According to Fintel research, 23% of Groupon’s share float was bought by insiders in the last 90 days, placing the company at the fourteenth spot out of 164,214 companies searched. Rank is determined by the number of shares purchased by insiders minus the total number of shares sold by insiders in the last 90 days, divided by the total float and multiplied by 100.
RPD’s switch to an activist filing follows the company’s weak May ten financial results for the first quarter. Groupon posted an 80 cents per share non-GAAP loss, almost double analysts’ consensus 46 cents a share loss, and well behind a year ago’s profit for the same period.
The company also said revenues of $153.3 million missed analysts’ target by about seven percent and fell 42% versus a year ago.
North America revenues fell by a quarter versus a year ago. International revenues fell 63%, aggravated by a strong dollar.
Groupon ended the first quarter, with $403 million, in cash and equivalents on its balance sheet, down from $498.7 million as yearend 2021.
The company reported a free cash outflow of $91.1 million compared to $19.2 million of free cash flow reported in the previous quarter.
Groupon’s annual meeting is scheduled for June 15.

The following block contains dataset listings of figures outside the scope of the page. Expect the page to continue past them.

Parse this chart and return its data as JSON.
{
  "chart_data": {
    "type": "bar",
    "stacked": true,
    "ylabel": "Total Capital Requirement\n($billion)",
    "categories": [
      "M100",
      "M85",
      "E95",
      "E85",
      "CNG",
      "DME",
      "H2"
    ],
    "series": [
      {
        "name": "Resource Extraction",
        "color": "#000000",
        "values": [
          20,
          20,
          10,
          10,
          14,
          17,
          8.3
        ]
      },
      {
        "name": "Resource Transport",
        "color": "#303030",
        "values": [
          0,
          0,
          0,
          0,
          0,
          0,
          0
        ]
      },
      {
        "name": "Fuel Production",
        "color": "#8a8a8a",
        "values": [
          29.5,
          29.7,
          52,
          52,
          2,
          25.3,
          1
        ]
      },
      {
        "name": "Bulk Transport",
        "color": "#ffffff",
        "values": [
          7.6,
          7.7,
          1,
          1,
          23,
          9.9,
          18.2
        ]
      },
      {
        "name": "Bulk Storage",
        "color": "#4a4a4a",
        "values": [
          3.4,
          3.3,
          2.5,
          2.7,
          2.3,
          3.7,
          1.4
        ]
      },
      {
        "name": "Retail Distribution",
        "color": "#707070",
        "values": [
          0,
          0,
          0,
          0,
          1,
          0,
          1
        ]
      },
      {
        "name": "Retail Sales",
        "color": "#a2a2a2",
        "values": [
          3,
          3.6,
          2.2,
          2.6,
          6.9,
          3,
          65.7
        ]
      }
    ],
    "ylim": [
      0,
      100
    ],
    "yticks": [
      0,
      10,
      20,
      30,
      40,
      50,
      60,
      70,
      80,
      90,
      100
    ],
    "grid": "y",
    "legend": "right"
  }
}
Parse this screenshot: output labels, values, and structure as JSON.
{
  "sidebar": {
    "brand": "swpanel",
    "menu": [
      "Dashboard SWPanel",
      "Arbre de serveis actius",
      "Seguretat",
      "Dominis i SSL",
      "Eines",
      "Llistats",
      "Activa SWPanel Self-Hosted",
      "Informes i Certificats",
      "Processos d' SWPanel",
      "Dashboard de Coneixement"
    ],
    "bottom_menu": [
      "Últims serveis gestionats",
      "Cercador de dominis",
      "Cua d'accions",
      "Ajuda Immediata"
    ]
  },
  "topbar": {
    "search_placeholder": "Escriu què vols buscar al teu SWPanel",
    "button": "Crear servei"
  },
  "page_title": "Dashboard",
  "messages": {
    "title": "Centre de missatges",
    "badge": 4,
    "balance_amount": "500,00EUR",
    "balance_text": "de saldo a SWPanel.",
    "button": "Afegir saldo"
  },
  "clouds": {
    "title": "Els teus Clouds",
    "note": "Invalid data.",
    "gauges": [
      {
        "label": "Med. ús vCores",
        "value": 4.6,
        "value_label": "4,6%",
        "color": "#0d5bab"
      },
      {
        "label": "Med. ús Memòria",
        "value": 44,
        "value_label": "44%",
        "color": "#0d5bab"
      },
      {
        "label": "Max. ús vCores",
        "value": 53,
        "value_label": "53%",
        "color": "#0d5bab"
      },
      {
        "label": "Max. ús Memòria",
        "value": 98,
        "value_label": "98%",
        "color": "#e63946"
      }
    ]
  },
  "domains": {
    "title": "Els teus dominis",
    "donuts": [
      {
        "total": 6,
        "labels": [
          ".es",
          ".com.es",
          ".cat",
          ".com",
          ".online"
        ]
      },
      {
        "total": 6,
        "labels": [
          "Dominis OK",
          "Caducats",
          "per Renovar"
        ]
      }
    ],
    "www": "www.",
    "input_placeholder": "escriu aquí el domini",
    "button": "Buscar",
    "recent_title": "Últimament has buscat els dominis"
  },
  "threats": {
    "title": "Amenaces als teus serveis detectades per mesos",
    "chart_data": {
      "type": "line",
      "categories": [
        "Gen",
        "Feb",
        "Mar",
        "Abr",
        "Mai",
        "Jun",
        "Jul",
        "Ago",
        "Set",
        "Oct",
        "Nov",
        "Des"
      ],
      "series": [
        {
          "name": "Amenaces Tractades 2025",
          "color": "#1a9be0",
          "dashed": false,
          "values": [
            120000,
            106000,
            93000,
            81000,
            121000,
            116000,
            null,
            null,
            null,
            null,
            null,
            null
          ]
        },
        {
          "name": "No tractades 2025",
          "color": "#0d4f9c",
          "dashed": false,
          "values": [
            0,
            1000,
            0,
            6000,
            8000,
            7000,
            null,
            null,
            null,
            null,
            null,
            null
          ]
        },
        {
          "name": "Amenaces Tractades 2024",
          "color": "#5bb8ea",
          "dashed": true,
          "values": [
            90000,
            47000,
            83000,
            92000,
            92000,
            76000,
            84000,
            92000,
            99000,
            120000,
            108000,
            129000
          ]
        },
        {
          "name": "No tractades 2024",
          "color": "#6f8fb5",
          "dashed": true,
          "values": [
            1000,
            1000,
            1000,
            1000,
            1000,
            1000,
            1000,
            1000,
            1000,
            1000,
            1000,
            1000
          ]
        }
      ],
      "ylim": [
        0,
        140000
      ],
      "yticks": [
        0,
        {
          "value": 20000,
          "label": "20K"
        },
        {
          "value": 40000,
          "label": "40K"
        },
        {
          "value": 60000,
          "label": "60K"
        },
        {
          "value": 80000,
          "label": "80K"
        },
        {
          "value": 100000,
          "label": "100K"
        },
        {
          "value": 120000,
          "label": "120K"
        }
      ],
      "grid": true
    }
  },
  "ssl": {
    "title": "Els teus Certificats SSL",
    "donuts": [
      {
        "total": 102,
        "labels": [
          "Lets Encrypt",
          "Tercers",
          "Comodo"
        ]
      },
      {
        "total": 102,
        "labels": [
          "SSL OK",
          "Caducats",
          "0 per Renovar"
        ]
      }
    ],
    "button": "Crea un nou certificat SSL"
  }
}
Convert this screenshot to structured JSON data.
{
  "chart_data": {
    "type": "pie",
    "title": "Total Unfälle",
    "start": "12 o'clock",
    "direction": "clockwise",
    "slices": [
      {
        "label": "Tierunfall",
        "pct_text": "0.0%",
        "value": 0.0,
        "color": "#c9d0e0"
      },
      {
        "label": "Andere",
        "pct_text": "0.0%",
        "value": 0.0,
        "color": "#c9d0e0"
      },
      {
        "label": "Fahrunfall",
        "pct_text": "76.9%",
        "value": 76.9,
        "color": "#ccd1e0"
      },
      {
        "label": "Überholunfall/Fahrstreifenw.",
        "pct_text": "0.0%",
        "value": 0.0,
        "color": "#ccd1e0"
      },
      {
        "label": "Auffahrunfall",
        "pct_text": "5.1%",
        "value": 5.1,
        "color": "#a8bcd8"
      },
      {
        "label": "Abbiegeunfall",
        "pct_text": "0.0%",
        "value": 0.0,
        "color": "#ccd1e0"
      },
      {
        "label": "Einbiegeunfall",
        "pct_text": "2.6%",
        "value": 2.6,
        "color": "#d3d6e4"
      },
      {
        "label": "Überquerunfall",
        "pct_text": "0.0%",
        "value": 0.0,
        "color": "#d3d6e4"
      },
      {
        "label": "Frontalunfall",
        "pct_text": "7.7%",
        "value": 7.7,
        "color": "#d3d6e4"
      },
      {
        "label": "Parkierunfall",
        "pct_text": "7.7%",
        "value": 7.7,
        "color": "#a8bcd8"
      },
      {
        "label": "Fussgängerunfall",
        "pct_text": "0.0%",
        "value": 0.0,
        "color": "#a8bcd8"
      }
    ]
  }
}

“Our updated guidance reflects a more muted recovery outlook than our prior guidance given what we’ve observed year-to-date. At the low end of our guidance range, we assume local recovery rates in the back half of the year, improving modestly versus current recovery levels. At the high end of our range, we assume local recovery rates in the back half of the year and more in line with the second half of 2021. Remember that our financial guidance for the year does not include any benefit from our new growth initiatives,” Schmitz noted in a May earnings call with investors.
After the call, five analysts covering Groupon cut their earnings and revenue estimates.
The new consensus from Groupon’s five analysts is for revenues of $692 million in 2022, a nearly 20% drop from 2021 numbers. The latest per-share prognostication is a loss of 74 cents in 2022. Previously, those analysts expected revenues of $841 million and earnings per share of 53 cents in 2022.